Former France international Mikael Silvestre, who has played in the Indian Super League with Chennaiyin FC, is optimistic about the side’s chances of leaving a lasting impression in the Mundial.
France has got off to a great start in Russia. What are your expectations from the team?
I’m right behind the team, like any good fan. The fact that I am a former international doesn’t change anything: I’m a Bleus fan first and foremost. That’s the most important feeling. When I talk to friends, players, coaches and football experts, they all say that we’re among the favourites. I hope we can hold our own and reach the last four.
A young Kylian Mbappe has already proved his credentials with a goal against Peru. France also has another youngster in Ousmane Dembele, who came through the ranks in Rennes when you were the director of football there. How do you rate these two youngsters?
He’s [Dembele] a great player. I’m not surprised to see him at this level. When someone’s got the talent that Dembele has, you can’t help but notice them. He’s had a meteoric rise. He has things very clear in his mind and he doesn’t overcomplicate it, which is a characteristic he shares with Kylian Mbappe. They really learned their trade at club level, and when they stepped up to the national team, it was just another phase for them. It’s a difficult step for some to take, but not for them. They’re ready. They’re amazingly talented, and it doesn’t surprise me at all to see them play so well.
Do you think coach Didier Deschamps might face some problems with his defence as we go forward in this tournament?
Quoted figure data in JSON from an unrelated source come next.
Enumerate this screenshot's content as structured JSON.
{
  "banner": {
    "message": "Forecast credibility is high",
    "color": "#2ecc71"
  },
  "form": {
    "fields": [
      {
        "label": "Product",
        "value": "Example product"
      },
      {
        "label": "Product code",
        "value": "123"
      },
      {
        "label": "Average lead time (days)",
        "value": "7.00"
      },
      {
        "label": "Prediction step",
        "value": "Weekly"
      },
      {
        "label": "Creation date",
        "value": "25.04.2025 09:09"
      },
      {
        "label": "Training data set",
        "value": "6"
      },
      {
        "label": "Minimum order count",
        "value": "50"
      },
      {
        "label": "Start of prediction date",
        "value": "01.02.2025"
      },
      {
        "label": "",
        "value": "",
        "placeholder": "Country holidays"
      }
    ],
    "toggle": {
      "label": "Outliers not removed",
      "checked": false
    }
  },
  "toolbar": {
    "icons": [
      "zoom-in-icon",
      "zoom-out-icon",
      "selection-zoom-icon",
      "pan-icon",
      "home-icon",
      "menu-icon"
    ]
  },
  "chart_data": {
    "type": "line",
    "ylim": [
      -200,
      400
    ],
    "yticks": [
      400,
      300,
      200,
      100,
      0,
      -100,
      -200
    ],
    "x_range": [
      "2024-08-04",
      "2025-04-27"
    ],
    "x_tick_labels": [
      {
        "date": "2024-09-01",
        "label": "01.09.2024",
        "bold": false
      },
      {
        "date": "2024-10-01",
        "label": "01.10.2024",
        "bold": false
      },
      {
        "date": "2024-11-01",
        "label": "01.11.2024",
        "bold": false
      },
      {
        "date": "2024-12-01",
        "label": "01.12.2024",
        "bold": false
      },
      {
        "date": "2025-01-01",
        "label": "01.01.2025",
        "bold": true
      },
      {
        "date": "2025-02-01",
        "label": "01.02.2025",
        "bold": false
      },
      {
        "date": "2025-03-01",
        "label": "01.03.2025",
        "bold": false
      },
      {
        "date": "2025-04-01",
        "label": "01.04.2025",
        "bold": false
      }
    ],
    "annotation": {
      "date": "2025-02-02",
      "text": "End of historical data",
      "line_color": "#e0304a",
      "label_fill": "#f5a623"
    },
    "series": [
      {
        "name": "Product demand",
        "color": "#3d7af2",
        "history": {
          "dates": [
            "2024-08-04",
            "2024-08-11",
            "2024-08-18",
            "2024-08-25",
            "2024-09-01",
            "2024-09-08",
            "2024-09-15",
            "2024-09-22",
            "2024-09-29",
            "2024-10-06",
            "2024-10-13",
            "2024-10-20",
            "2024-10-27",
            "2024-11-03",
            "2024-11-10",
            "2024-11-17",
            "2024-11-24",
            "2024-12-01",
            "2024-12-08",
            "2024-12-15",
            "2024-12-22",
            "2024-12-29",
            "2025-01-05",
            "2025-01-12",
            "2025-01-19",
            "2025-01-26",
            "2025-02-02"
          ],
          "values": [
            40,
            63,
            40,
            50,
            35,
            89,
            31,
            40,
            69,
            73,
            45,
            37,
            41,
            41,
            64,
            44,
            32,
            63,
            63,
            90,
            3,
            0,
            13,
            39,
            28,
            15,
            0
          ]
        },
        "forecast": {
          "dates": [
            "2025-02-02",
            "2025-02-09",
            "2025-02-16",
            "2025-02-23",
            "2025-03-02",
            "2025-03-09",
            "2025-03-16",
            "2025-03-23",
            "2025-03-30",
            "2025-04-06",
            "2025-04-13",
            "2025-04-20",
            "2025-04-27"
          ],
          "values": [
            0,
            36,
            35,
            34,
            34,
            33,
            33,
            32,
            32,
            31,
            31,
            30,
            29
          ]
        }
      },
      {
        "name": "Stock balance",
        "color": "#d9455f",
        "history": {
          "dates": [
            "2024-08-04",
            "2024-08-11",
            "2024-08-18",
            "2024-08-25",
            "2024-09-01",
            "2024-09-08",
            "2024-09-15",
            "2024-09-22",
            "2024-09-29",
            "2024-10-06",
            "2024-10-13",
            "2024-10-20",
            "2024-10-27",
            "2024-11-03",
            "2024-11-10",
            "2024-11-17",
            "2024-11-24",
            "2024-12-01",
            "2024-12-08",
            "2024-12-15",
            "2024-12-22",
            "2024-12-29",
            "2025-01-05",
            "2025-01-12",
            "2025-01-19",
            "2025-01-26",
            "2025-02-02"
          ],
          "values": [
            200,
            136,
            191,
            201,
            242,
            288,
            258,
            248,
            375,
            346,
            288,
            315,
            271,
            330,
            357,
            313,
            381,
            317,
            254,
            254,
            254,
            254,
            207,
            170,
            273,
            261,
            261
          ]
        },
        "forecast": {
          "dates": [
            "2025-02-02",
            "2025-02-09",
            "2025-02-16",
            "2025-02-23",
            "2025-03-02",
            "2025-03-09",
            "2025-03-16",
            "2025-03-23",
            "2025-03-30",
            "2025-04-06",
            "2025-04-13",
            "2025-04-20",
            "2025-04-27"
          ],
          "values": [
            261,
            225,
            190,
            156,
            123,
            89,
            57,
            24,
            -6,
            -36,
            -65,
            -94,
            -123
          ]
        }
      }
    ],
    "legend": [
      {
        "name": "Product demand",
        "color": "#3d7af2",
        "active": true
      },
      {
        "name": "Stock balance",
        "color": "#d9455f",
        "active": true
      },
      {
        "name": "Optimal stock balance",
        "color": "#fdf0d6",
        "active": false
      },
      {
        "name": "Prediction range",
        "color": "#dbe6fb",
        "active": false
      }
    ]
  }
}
The coach hasn’t been able to field his first-choice defence for any length of time, which is always a bit of a worry.
You played as a left-back for France. How do you think the position has developed?
It’s a demanding place to play because of the contribution you have to make in defence and attack. You have to get the balance right, but it’s difficult to find that balance. I think full-backs are becoming more and more important when it comes to creating play. They’re like auxiliary wingers. Teams are increasingly relying on the individual performances of their full-backs.
You played in two World Cups, in 2002 and 2006, and they could hardly have been more different. One was a disaster and the other pretty much a success story...
Yes, though they both left a bitter taste in the mouth for me – 2006 maybe more so than the other one. I played in a make-or-break match against Togo, but losing on penalties was really tough [in the final against Italy]. It was cruel. It’s the biggest cause for regret I had in my career.
How is it possible to have experienced two such different World Cups with largely similar squads?
In 2002, I was a rookie in the side. I think we lacked humility. We did our preparations in South Africa and Chile and we’d already qualified. We didn’t prepare as well as we should have done. What shone through in 2006 was the character of our big-name players. We had to show that 2002 was a slip-up. We had to bounce back and prove that we were better than that group phase elimination. And we did that.